Traffic: We found out that you do the vocals for Snoopy and Woodstock. Was that planned?

Melendez: I needed a voice for Snoopy and Woodstock, we were recording, so I said, “I’ll give you a voice for Snoopy until we find a replacement with a professional later on,” but then they said, “No that’s good enough.” “So I got stuck with that job, but it was ok I guess.” It saved me on the talent budget.

Traffic: How long does a half hour Charlie Brown television special take to create & produce?

Melendez: A half hour special’s minimum time frame is about 6 months. What takes most of the time is the story, the creation, the development, the character, boy does it take a long time. Once you get that all done it narrows down to model sheets and there you can build up a library or story board right away. That’s the most fun. But I do like every aspect of it.

Traffic: When you’re not drawing, what are you doing?
Melendez: I read a lot.

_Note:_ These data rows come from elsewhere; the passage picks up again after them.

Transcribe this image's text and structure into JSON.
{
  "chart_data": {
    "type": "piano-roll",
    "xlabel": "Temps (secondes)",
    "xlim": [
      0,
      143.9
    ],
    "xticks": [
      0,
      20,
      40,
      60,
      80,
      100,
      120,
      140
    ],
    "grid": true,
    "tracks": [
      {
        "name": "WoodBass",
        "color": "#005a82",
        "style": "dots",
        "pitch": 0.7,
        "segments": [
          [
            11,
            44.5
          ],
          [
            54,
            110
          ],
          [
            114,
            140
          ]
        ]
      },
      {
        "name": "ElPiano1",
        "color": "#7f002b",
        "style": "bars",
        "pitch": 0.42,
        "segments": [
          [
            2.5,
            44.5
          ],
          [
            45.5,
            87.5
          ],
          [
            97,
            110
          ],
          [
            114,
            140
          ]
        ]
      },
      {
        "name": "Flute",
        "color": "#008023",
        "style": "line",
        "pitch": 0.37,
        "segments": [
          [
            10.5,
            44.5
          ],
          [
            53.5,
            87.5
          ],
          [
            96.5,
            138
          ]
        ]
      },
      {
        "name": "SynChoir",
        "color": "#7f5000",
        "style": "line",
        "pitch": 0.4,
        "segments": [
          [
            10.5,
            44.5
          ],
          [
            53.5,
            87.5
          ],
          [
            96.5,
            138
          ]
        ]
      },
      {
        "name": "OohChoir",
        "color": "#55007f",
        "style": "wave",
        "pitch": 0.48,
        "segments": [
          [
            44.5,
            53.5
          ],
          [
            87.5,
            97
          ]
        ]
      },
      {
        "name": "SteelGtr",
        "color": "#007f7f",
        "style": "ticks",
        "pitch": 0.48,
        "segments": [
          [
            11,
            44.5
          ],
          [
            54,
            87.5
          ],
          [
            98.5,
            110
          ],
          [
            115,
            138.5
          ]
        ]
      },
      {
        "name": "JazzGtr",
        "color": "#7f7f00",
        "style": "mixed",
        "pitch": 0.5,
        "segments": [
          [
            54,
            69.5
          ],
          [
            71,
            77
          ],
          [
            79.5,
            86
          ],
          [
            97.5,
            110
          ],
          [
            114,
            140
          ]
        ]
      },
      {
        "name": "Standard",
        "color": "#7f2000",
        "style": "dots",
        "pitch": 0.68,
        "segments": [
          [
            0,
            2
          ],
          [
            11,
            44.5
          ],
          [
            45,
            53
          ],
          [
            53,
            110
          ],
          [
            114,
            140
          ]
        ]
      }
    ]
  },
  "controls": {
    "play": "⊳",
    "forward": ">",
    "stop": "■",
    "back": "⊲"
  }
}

I go to plays. I go to a movie that gets good reviews, especially if it’s an animated one.

Traffic: Do you have a favorite Peanuts character?

Melendez: I think Linus was my favorite, as a personality, but I loved working on all the characters.

Traffic: Do you mind drawing something for us?

Melendez: Oh sure, I do it all the time. That’s easy for me to do.

So, Team traffic gathered around the drawing table of a legendary animator and witnessed the cartoonist at work. It is his passion for art that keeps him going. It was an overwhelming experience I will never forget; to the five Emmys that stood out in his lobby, to his friendly staff who happily welcomed us and showed us around. After the interview he began to sign a pile of “A Charlie Brown Christmas,” books for an upcoming art gallery. Mr. Melendez has no plans to retire; it is his childlike spirit that keeps him active. After all he is only 90 years young.